I blame Star Trek. (The Original Series, of course. ST-TOS was the s-f show of my adolescence, and I imprinted on it hard. Next Gen was weak tea – Earl Grey, hot — by comparison.) The weapon of choice for Kirk and Spock and everybody else who was boldly going on the starship Enterprise was the phaser, that handy gadget that looked like a bar of soap and either stunned the target or caused him/her/it to vanish completely, dealer’s choice. (I shudder to think about the complexities of investigating murders and disappearances in the Star Trek universe, given the availability of that kind of murder weapon and body-disposal tool in one easily-concealed package. Private ownership of phasers and related weapons would have to be as illegal as hell, which would of course lead to a thriving black market in same. But those are not the stories that Star Trek was about.)
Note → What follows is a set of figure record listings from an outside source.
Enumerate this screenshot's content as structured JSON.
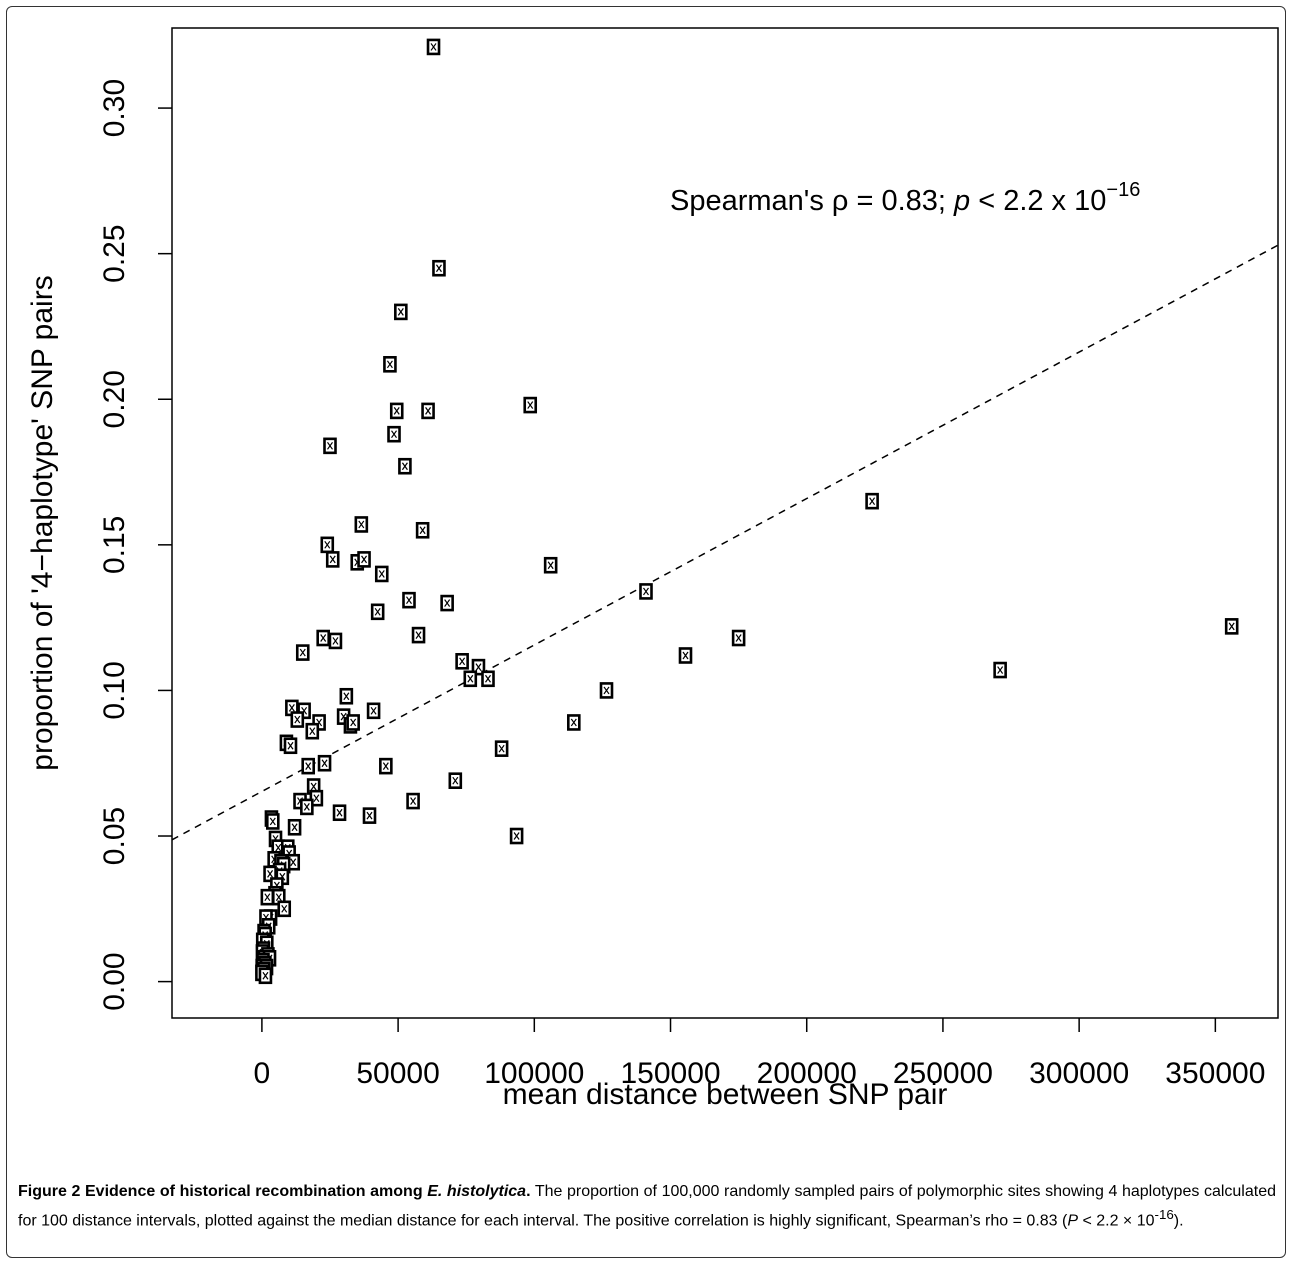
{
  "chart_data": {
    "type": "scatter",
    "xlabel": "mean distance between SNP pair",
    "ylabel": "proportion of '4−haplotype' SNP pairs",
    "xlim": [
      -33000,
      373000
    ],
    "ylim": [
      -0.0125,
      0.3275
    ],
    "x_ticks": [
      "0",
      "50000",
      "100000",
      "150000",
      "200000",
      "250000",
      "300000",
      "350000"
    ],
    "y_ticks": [
      "0.00",
      "0.05",
      "0.10",
      "0.15",
      "0.20",
      "0.25",
      "0.30"
    ],
    "grid": false,
    "annotation": {
      "prefix": "Spearman's ρ = 0.83; ",
      "p": "p",
      "mid": " < 2.2 x 10",
      "exponent": "−16"
    },
    "fit_line": {
      "intercept": 0.0653,
      "slope": 5.03e-07,
      "style": "dashed"
    },
    "points": [
      [
        63000,
        0.321
      ],
      [
        65000,
        0.245
      ],
      [
        51000,
        0.23
      ],
      [
        47000,
        0.212
      ],
      [
        98500,
        0.198
      ],
      [
        49500,
        0.196
      ],
      [
        61000,
        0.196
      ],
      [
        48500,
        0.188
      ],
      [
        25000,
        0.184
      ],
      [
        52500,
        0.177
      ],
      [
        224000,
        0.165
      ],
      [
        36500,
        0.157
      ],
      [
        59000,
        0.155
      ],
      [
        24000,
        0.15
      ],
      [
        35000,
        0.144
      ],
      [
        37500,
        0.145
      ],
      [
        26000,
        0.145
      ],
      [
        106000,
        0.143
      ],
      [
        44000,
        0.14
      ],
      [
        141000,
        0.134
      ],
      [
        54000,
        0.131
      ],
      [
        68000,
        0.13
      ],
      [
        42500,
        0.127
      ],
      [
        356000,
        0.122
      ],
      [
        57500,
        0.119
      ],
      [
        175000,
        0.118
      ],
      [
        22500,
        0.118
      ],
      [
        27000,
        0.117
      ],
      [
        15000,
        0.113
      ],
      [
        155500,
        0.112
      ],
      [
        73500,
        0.11
      ],
      [
        79500,
        0.108
      ],
      [
        271000,
        0.107
      ],
      [
        76500,
        0.104
      ],
      [
        83000,
        0.104
      ],
      [
        126500,
        0.1
      ],
      [
        31000,
        0.098
      ],
      [
        11000,
        0.094
      ],
      [
        15500,
        0.093
      ],
      [
        41000,
        0.093
      ],
      [
        30000,
        0.091
      ],
      [
        13000,
        0.09
      ],
      [
        21000,
        0.089
      ],
      [
        32500,
        0.088
      ],
      [
        33500,
        0.089
      ],
      [
        114500,
        0.089
      ],
      [
        18500,
        0.086
      ],
      [
        9000,
        0.082
      ],
      [
        10500,
        0.081
      ],
      [
        88000,
        0.08
      ],
      [
        17000,
        0.074
      ],
      [
        23000,
        0.075
      ],
      [
        45500,
        0.074
      ],
      [
        71000,
        0.069
      ],
      [
        19000,
        0.067
      ],
      [
        20000,
        0.063
      ],
      [
        14000,
        0.062
      ],
      [
        55500,
        0.062
      ],
      [
        16500,
        0.06
      ],
      [
        28500,
        0.058
      ],
      [
        39500,
        0.057
      ],
      [
        3500,
        0.056
      ],
      [
        4000,
        0.055
      ],
      [
        12000,
        0.053
      ],
      [
        93500,
        0.05
      ],
      [
        5000,
        0.049
      ],
      [
        6000,
        0.046
      ],
      [
        9500,
        0.046
      ],
      [
        10000,
        0.044
      ],
      [
        4500,
        0.042
      ],
      [
        7000,
        0.041
      ],
      [
        11500,
        0.041
      ],
      [
        8000,
        0.04
      ],
      [
        6500,
        0.038
      ],
      [
        3000,
        0.037
      ],
      [
        7500,
        0.036
      ],
      [
        5500,
        0.033
      ],
      [
        4800,
        0.03
      ],
      [
        6200,
        0.029
      ],
      [
        2000,
        0.029
      ],
      [
        8200,
        0.025
      ],
      [
        3200,
        0.022
      ],
      [
        1500,
        0.022
      ],
      [
        2500,
        0.019
      ],
      [
        800,
        0.017
      ],
      [
        1200,
        0.016
      ],
      [
        300,
        0.014
      ],
      [
        1800,
        0.013
      ],
      [
        600,
        0.011
      ],
      [
        200,
        0.01
      ],
      [
        2200,
        0.009
      ],
      [
        900,
        0.008
      ],
      [
        2800,
        0.008
      ],
      [
        400,
        0.007
      ],
      [
        1100,
        0.006
      ],
      [
        100,
        0.005
      ],
      [
        1700,
        0.005
      ],
      [
        700,
        0.004
      ],
      [
        0,
        0.003
      ],
      [
        1300,
        0.002
      ]
    ]
  },
  "caption": {
    "figure_label": "Figure 2 Evidence of historical recombination among ",
    "species": "E. histolytica",
    "title_end": ".",
    "text_1": " The proportion of 100,000 randomly sampled pairs of polymorphic sites showing 4 haplotypes calculated for 100 distance intervals, plotted against the median distance for each interval. The positive correlation is highly significant, Spearman’s rho = 0.83 (",
    "p_label": "P",
    "text_2": " < 2.2 × 10",
    "exponent": "-16",
    "text_3": ")."
  }
}
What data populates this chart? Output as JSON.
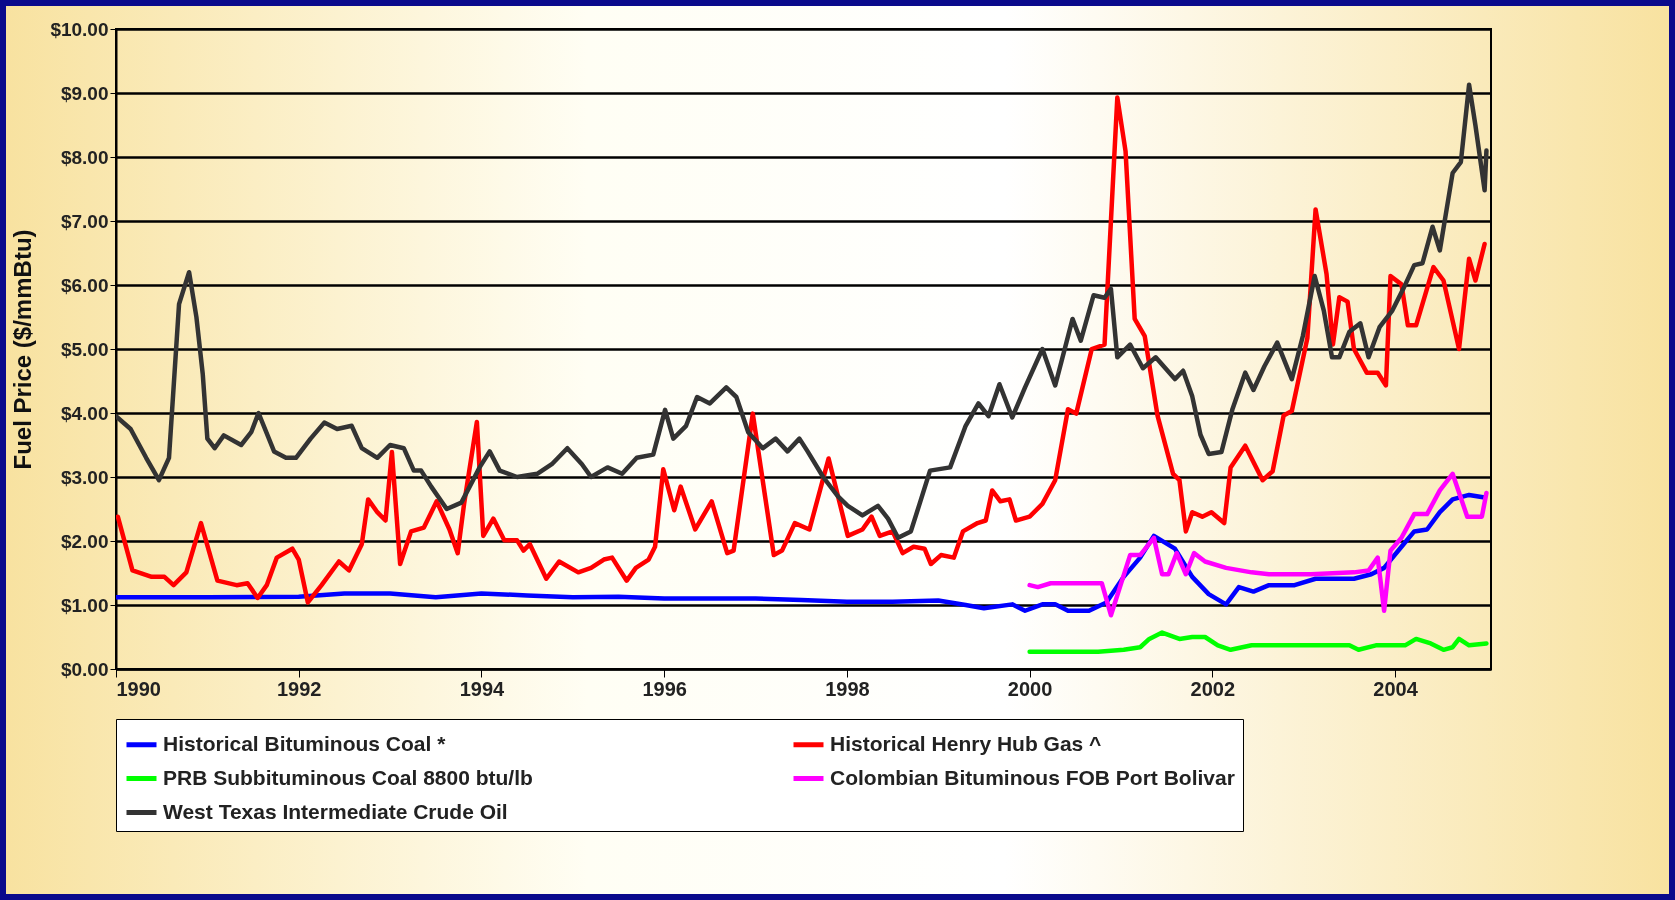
{
  "chart_data": {
    "type": "line",
    "ylabel": "Fuel Price ($/mmBtu)",
    "xlim": [
      1990,
      2005.05
    ],
    "xticks": [
      1990,
      1992,
      1994,
      1996,
      1998,
      2000,
      2002,
      2004
    ],
    "ylim": [
      0,
      10
    ],
    "yticks": [
      {
        "value": 0,
        "label": "$0.00"
      },
      {
        "value": 1,
        "label": "$1.00"
      },
      {
        "value": 2,
        "label": "$2.00"
      },
      {
        "value": 3,
        "label": "$3.00"
      },
      {
        "value": 4,
        "label": "$4.00"
      },
      {
        "value": 5,
        "label": "$5.00"
      },
      {
        "value": 6,
        "label": "$6.00"
      },
      {
        "value": 7,
        "label": "$7.00"
      },
      {
        "value": 8,
        "label": "$8.00"
      },
      {
        "value": 9,
        "label": "$9.00"
      },
      {
        "value": 10,
        "label": "$10.00"
      }
    ],
    "grid": "y",
    "legend": "bottom",
    "series": [
      {
        "name": "Historical Bituminous Coal *",
        "color": "#0000ff",
        "x": [
          1990,
          1991,
          1992,
          1992.5,
          1993,
          1993.5,
          1994,
          1994.5,
          1995,
          1995.5,
          1996,
          1996.5,
          1997,
          1997.5,
          1998,
          1998.5,
          1999,
          1999.3,
          1999.5,
          1999.81,
          1999.95,
          2000.14,
          2000.28,
          2000.42,
          2000.65,
          2000.84,
          2001.03,
          2001.21,
          2001.36,
          2001.59,
          2001.78,
          2001.96,
          2002.15,
          2002.29,
          2002.45,
          2002.62,
          2002.9,
          2003.13,
          2003.36,
          2003.55,
          2003.74,
          2003.88,
          2004.07,
          2004.21,
          2004.35,
          2004.49,
          2004.63,
          2004.81,
          2004.98
        ],
        "values": [
          1.12,
          1.12,
          1.13,
          1.18,
          1.18,
          1.12,
          1.18,
          1.15,
          1.12,
          1.13,
          1.1,
          1.1,
          1.1,
          1.08,
          1.05,
          1.05,
          1.07,
          1.0,
          0.95,
          1.01,
          0.91,
          1.01,
          1.01,
          0.91,
          0.91,
          1.04,
          1.44,
          1.74,
          2.08,
          1.88,
          1.44,
          1.17,
          1.01,
          1.28,
          1.21,
          1.31,
          1.31,
          1.41,
          1.41,
          1.41,
          1.48,
          1.58,
          1.91,
          2.15,
          2.18,
          2.45,
          2.65,
          2.72,
          2.68
        ]
      },
      {
        "name": "Historical Henry Hub Gas ^",
        "color": "#ff0000",
        "x": [
          1990.02,
          1990.18,
          1990.39,
          1990.53,
          1990.63,
          1990.77,
          1990.93,
          1991.11,
          1991.32,
          1991.44,
          1991.55,
          1991.65,
          1991.76,
          1991.93,
          1992,
          1992.1,
          1992.25,
          1992.44,
          1992.55,
          1992.69,
          1992.76,
          1992.86,
          1992.95,
          1993.02,
          1993.11,
          1993.23,
          1993.37,
          1993.51,
          1993.65,
          1993.74,
          1993.81,
          1993.95,
          1994.02,
          1994.13,
          1994.25,
          1994.39,
          1994.46,
          1994.53,
          1994.71,
          1994.85,
          1995.06,
          1995.2,
          1995.34,
          1995.43,
          1995.59,
          1995.69,
          1995.83,
          1995.9,
          1995.99,
          1996.11,
          1996.18,
          1996.34,
          1996.52,
          1996.69,
          1996.76,
          1996.97,
          1997.2,
          1997.29,
          1997.43,
          1997.59,
          1997.8,
          1998.01,
          1998.17,
          1998.27,
          1998.36,
          1998.5,
          1998.61,
          1998.73,
          1998.85,
          1998.92,
          1999.03,
          1999.17,
          1999.27,
          1999.43,
          1999.52,
          1999.59,
          1999.68,
          1999.78,
          1999.85,
          2000,
          2000.14,
          2000.28,
          2000.42,
          2000.51,
          2000.68,
          2000.82,
          2000.96,
          2001.05,
          2001.15,
          2001.26,
          2001.4,
          2001.57,
          2001.64,
          2001.71,
          2001.78,
          2001.89,
          2001.99,
          2002.13,
          2002.2,
          2002.36,
          2002.55,
          2002.66,
          2002.78,
          2002.87,
          2003.04,
          2003.13,
          2003.25,
          2003.32,
          2003.39,
          2003.48,
          2003.55,
          2003.69,
          2003.81,
          2003.9,
          2003.95,
          2004.07,
          2004.14,
          2004.23,
          2004.42,
          2004.53,
          2004.7,
          2004.81,
          2004.88,
          2004.98
        ],
        "values": [
          2.38,
          1.54,
          1.44,
          1.44,
          1.31,
          1.51,
          2.28,
          1.38,
          1.31,
          1.34,
          1.11,
          1.31,
          1.74,
          1.88,
          1.71,
          1.04,
          1.31,
          1.68,
          1.54,
          1.95,
          2.65,
          2.45,
          2.32,
          3.39,
          1.64,
          2.15,
          2.21,
          2.62,
          2.18,
          1.81,
          2.58,
          3.86,
          2.08,
          2.35,
          2.01,
          2.01,
          1.85,
          1.95,
          1.41,
          1.68,
          1.51,
          1.58,
          1.71,
          1.74,
          1.38,
          1.58,
          1.71,
          1.91,
          3.12,
          2.48,
          2.85,
          2.18,
          2.62,
          1.81,
          1.85,
          3.99,
          1.78,
          1.85,
          2.28,
          2.18,
          3.29,
          2.08,
          2.18,
          2.38,
          2.08,
          2.15,
          1.81,
          1.91,
          1.88,
          1.64,
          1.78,
          1.74,
          2.15,
          2.28,
          2.32,
          2.79,
          2.62,
          2.65,
          2.32,
          2.38,
          2.58,
          2.95,
          4.06,
          3.99,
          5.0,
          5.07,
          8.93,
          8.09,
          5.47,
          5.2,
          3.96,
          3.05,
          2.95,
          2.15,
          2.45,
          2.38,
          2.45,
          2.28,
          3.15,
          3.49,
          2.95,
          3.09,
          3.96,
          4.03,
          5.17,
          7.18,
          6.17,
          5.07,
          5.81,
          5.74,
          5.0,
          4.63,
          4.63,
          4.43,
          6.14,
          6.01,
          5.37,
          5.37,
          6.28,
          6.07,
          5.0,
          6.41,
          6.07,
          6.64
        ]
      },
      {
        "name": "PRB Subbituminous Coal 8800 btu/lb",
        "color": "#00ff00",
        "x": [
          2000,
          2000.75,
          2001.03,
          2001.21,
          2001.31,
          2001.45,
          2001.64,
          2001.78,
          2001.92,
          2002.06,
          2002.2,
          2002.43,
          2003.08,
          2003.5,
          2003.6,
          2003.79,
          2004.11,
          2004.23,
          2004.39,
          2004.53,
          2004.63,
          2004.7,
          2004.81,
          2005
        ],
        "values": [
          0.27,
          0.27,
          0.3,
          0.34,
          0.47,
          0.57,
          0.47,
          0.5,
          0.5,
          0.37,
          0.3,
          0.37,
          0.37,
          0.37,
          0.3,
          0.37,
          0.37,
          0.47,
          0.4,
          0.3,
          0.34,
          0.47,
          0.37,
          0.4
        ]
      },
      {
        "name": "Colombian Bituminous FOB Port Bolivar",
        "color": "#ff00ff",
        "x": [
          2000,
          2000.09,
          2000.23,
          2000.37,
          2000.65,
          2000.79,
          2000.89,
          2001.1,
          2001.21,
          2001.36,
          2001.45,
          2001.52,
          2001.61,
          2001.71,
          2001.8,
          2001.92,
          2002.15,
          2002.43,
          2002.62,
          2003.08,
          2003.55,
          2003.71,
          2003.81,
          2003.88,
          2003.95,
          2004.07,
          2004.21,
          2004.35,
          2004.49,
          2004.63,
          2004.79,
          2004.95,
          2005
        ],
        "values": [
          1.31,
          1.28,
          1.34,
          1.34,
          1.34,
          1.34,
          0.84,
          1.78,
          1.78,
          2.05,
          1.48,
          1.48,
          1.81,
          1.48,
          1.81,
          1.68,
          1.58,
          1.51,
          1.48,
          1.48,
          1.51,
          1.54,
          1.74,
          0.91,
          1.85,
          2.05,
          2.42,
          2.42,
          2.79,
          3.05,
          2.38,
          2.38,
          2.75
        ]
      },
      {
        "name": "West Texas Intermediate Crude Oil",
        "color": "#333333",
        "x": [
          1990,
          1990.16,
          1990.33,
          1990.47,
          1990.58,
          1990.69,
          1990.8,
          1990.88,
          1990.95,
          1991.0,
          1991.08,
          1991.18,
          1991.37,
          1991.48,
          1991.56,
          1991.73,
          1991.86,
          1991.97,
          1992.13,
          1992.28,
          1992.42,
          1992.58,
          1992.69,
          1992.86,
          1993.0,
          1993.15,
          1993.26,
          1993.34,
          1993.45,
          1993.62,
          1993.78,
          1993.98,
          1994.09,
          1994.2,
          1994.39,
          1994.61,
          1994.77,
          1994.94,
          1995.1,
          1995.2,
          1995.38,
          1995.54,
          1995.7,
          1995.88,
          1996.01,
          1996.1,
          1996.24,
          1996.36,
          1996.5,
          1996.68,
          1996.79,
          1996.92,
          1997.08,
          1997.22,
          1997.35,
          1997.48,
          1997.57,
          1997.74,
          1997.9,
          1998.01,
          1998.17,
          1998.34,
          1998.45,
          1998.56,
          1998.7,
          1998.8,
          1998.91,
          1999.13,
          1999.3,
          1999.44,
          1999.55,
          1999.67,
          1999.81,
          1999.95,
          2000.14,
          2000.28,
          2000.47,
          2000.56,
          2000.7,
          2000.82,
          2000.89,
          2000.96,
          2001.1,
          2001.24,
          2001.38,
          2001.59,
          2001.68,
          2001.78,
          2001.87,
          2001.96,
          2002.1,
          2002.22,
          2002.36,
          2002.45,
          2002.57,
          2002.71,
          2002.87,
          2002.99,
          2003.12,
          2003.22,
          2003.31,
          2003.39,
          2003.5,
          2003.62,
          2003.71,
          2003.83,
          2003.97,
          2004.09,
          2004.21,
          2004.3,
          2004.41,
          2004.49,
          2004.63,
          2004.72,
          2004.81,
          2004.88,
          2004.98,
          2005
        ],
        "values": [
          3.95,
          3.75,
          3.3,
          2.95,
          3.3,
          5.7,
          6.2,
          5.5,
          4.6,
          3.6,
          3.45,
          3.65,
          3.5,
          3.7,
          4.0,
          3.4,
          3.3,
          3.3,
          3.6,
          3.85,
          3.75,
          3.8,
          3.45,
          3.3,
          3.5,
          3.45,
          3.1,
          3.1,
          2.85,
          2.5,
          2.6,
          3.15,
          3.4,
          3.1,
          3.0,
          3.05,
          3.2,
          3.45,
          3.2,
          3.0,
          3.15,
          3.05,
          3.3,
          3.35,
          4.05,
          3.6,
          3.8,
          4.25,
          4.15,
          4.4,
          4.25,
          3.7,
          3.45,
          3.6,
          3.4,
          3.6,
          3.4,
          3.0,
          2.7,
          2.55,
          2.4,
          2.55,
          2.35,
          2.05,
          2.15,
          2.6,
          3.1,
          3.15,
          3.8,
          4.15,
          3.95,
          4.45,
          3.93,
          4.4,
          5.0,
          4.43,
          5.47,
          5.13,
          5.84,
          5.8,
          5.94,
          4.87,
          5.07,
          4.7,
          4.87,
          4.53,
          4.66,
          4.26,
          3.66,
          3.36,
          3.39,
          4.06,
          4.63,
          4.36,
          4.73,
          5.1,
          4.53,
          5.2,
          6.14,
          5.6,
          4.87,
          4.87,
          5.27,
          5.4,
          4.87,
          5.34,
          5.6,
          5.94,
          6.31,
          6.34,
          6.91,
          6.54,
          7.75,
          7.92,
          9.13,
          8.49,
          7.48,
          8.1
        ]
      }
    ]
  }
}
Television viewers watching Kirk and Spock subdue (and occasionally disintegrate) their adversaries needed a verb to describe the action, and since the weapon was a phaser, obviously what it did to people (and occasional things) was to phase them.
(Later on, we had Kitty Pryde of the X-Men, who phased – passed through – objects. But Star Trek was there first.)
Which was all very well, but then people started using phased as a word for all occasions, including as a misspelling of the already existing word, fazed, as in, Jane wasn’t fazed – that is, “disturbed, bothered, or embarrassed” – by the sudden reappearance of the ex-boyfriend she thought she’d left behind in Patagonia.
Both phase (as a verb) and faze came into written English in the nineteenth century, but both have older roots. Phase-the-verb traces its ancestry back through the earlier noun phase (as in phase of the moon) to the Greek verb phainein, meaning “to show, to make appear.” (That initial ph- would be a dead giveaway even if we knew nothing else.) Faze, on the other hand, has a sturdy English pedigree, going back to the mid-fifteenth-century Kentish dialect verb feeze,“to frighten, alarm, or discomfit”, and back from there to the Old English verb fesian or fysian*, “to drive away, send forth, or put to flight.”
Which brings us, by circuitous means, to my peeve of the day, which is writers saying phased when what they mean is fazed.
Don’t do that, okay? It makes the baby philologists cry.
*Consistency in spelling wasn’t a big thing in Old English. Or in Middle English. Or in Modern English, for that matter, until the printers and the lexicographers between them started standardizing things.